Channelkeeper recently joined the Center for Food Safety, other environmental organizations, fishing groups, and the Quinault Indian Nation in suing the U.S. Army Corps of Engineers over its issuance of Nationwide Permit 56, which authorizes the development of finfish farming structures in state and federal waters. We are challenging that the Nationwide Permit was approved without a thorough analysis of its potential detrimental impacts on our ocean ecosystems, water quality, public health, fishing communities, and endangered and threatened species.
Nationwide Permit 56 allows the installation of cages, net pens, anchors, floats, buoys, and other structures in marine and estuarine waters over the outer continental shelf. It’s the primary program that will be used to permit all future finfish aquaculture development in federal waters throughout the United States. However, the groups who have filed the legal action are concerned that the U.S. Army Corps of Engineers skirted mandatory environmental review processes when it issued this permit. We claim that the agency failed to consult, as required by law, with the U.S. Fish and Wildlife Service and the National Marine Fisheries Service, as about potential effects on threatened and endangered species protected under the Endangered Species Act, nor consult on the impacts to Essential Fish Habitat under the Magnuson-Stevens Act. Further, the Army Corps lacks the legal authority to take this step in the first place without new authority from Congress, which it has not gotten.
The Nationwide Permit 56 originated from a Trump-era executive order promoting the rapid expansion of industrial marine aquaculture facilities under the guise of addressing pandemic-related food insecurity. Federal officials have begun identifying locations as potential sites for commercial aquaculture operations. The Santa Barbara Channel—along with areas in the Gulf of Mexico and waters off Marina del Rey, California—was selected by the National Oceanic and Atmospheric Administration as one of the first areas to assess for future aquaculture development. The Santa Barbara Channel currently has two active aquaculture projects along the coastline.
Certain types of aquaculture projects, such as those for shellfish and seaweed, generally may have benefits that outweigh the drawbacks. However, offshore aquaculture operations for finfish (such as tuna or tilapia) present significant risks to the environment.
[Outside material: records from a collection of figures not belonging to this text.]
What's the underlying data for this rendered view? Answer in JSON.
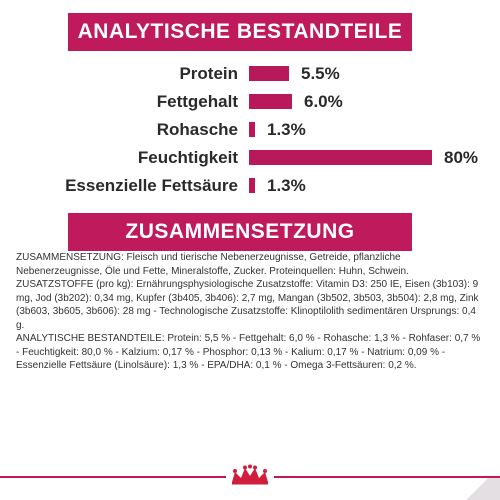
{
  "analysis": {
    "title": "ANALYTISCHE BESTANDTEILE",
    "rows": [
      {
        "label": "Protein",
        "value": "5.5%",
        "percent": 5.5
      },
      {
        "label": "Fettgehalt",
        "value": "6.0%",
        "percent": 6.0
      },
      {
        "label": "Rohasche",
        "value": "1.3%",
        "percent": 1.3
      },
      {
        "label": "Feuchtigkeit",
        "value": "80%",
        "percent": 80
      },
      {
        "label": "Essenzielle Fettsäure",
        "value": "1.3%",
        "percent": 1.3
      }
    ]
  },
  "composition": {
    "title": "ZUSAMMENSETZUNG",
    "paragraphs": [
      "ZUSAMMENSETZUNG: Fleisch und tierische Nebenerzeugnisse, Getreide, pflanzliche Nebenerzeugnisse, Öle und Fette, Mineralstoffe, Zucker. Proteinquellen: Huhn, Schwein.",
      "ZUSATZSTOFFE (pro kg): Ernährungsphysiologische Zusatzstoffe: Vitamin D3: 250 IE, Eisen (3b103): 9 mg, Jod (3b202): 0,34 mg, Kupfer (3b405, 3b406): 2,7 mg, Mangan (3b502, 3b503, 3b504): 2,8 mg, Zink (3b603, 3b605, 3b606): 28 mg - Technologische Zusatzstoffe: Klinoptilolith sedimentären Ursprungs: 0,4 g.",
      "ANALYTISCHE BESTANDTEILE: Protein: 5,5 % - Fettgehalt: 6,0 % - Rohasche: 1,3 % - Rohfaser: 0,7 % - Feuchtigkeit: 80,0 % - Kalzium: 0,17 % - Phosphor: 0,13 % - Kalium: 0,17 % - Natrium: 0,09 % - Essenzielle Fettsäure (Linolsäure): 1,3 % - EPA/DHA: 0,1 % - Omega 3-Fettsäuren: 0,2 %."
    ]
  },
  "colors": {
    "accent": "#bf1a5c"
  },
  "footer": {
    "logo_icon": "royal-canin-crown-icon"
  }
}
These include, but are not limited to:
- water quality impairment from dead fish, fecal waste, and antibiotics;
- spread of disease that can impact populations of wild fish caught by commercial, recreational, and subsistence fishermen;
- escape of farmed fish into the natural environment, risking the genetic integrity of wild populations; and
- depletion of small fish populations that are used as feed for farmed fish and thus, less available for wild fish, birds, and marine life.
In addition, there is currently no regulatory program in place to adequately oversee aquaculture operations in federal waters or strong standards to protect the marine environment from the impacts of finfish aquaculture.
By signing on to this lawsuit, Channelkeeper hopes to ensure that all appropriate precautions and measures are in place to protect the Santa Barbara Channel from the potentially destructive impacts of industrial, offshore finfish aquaculture.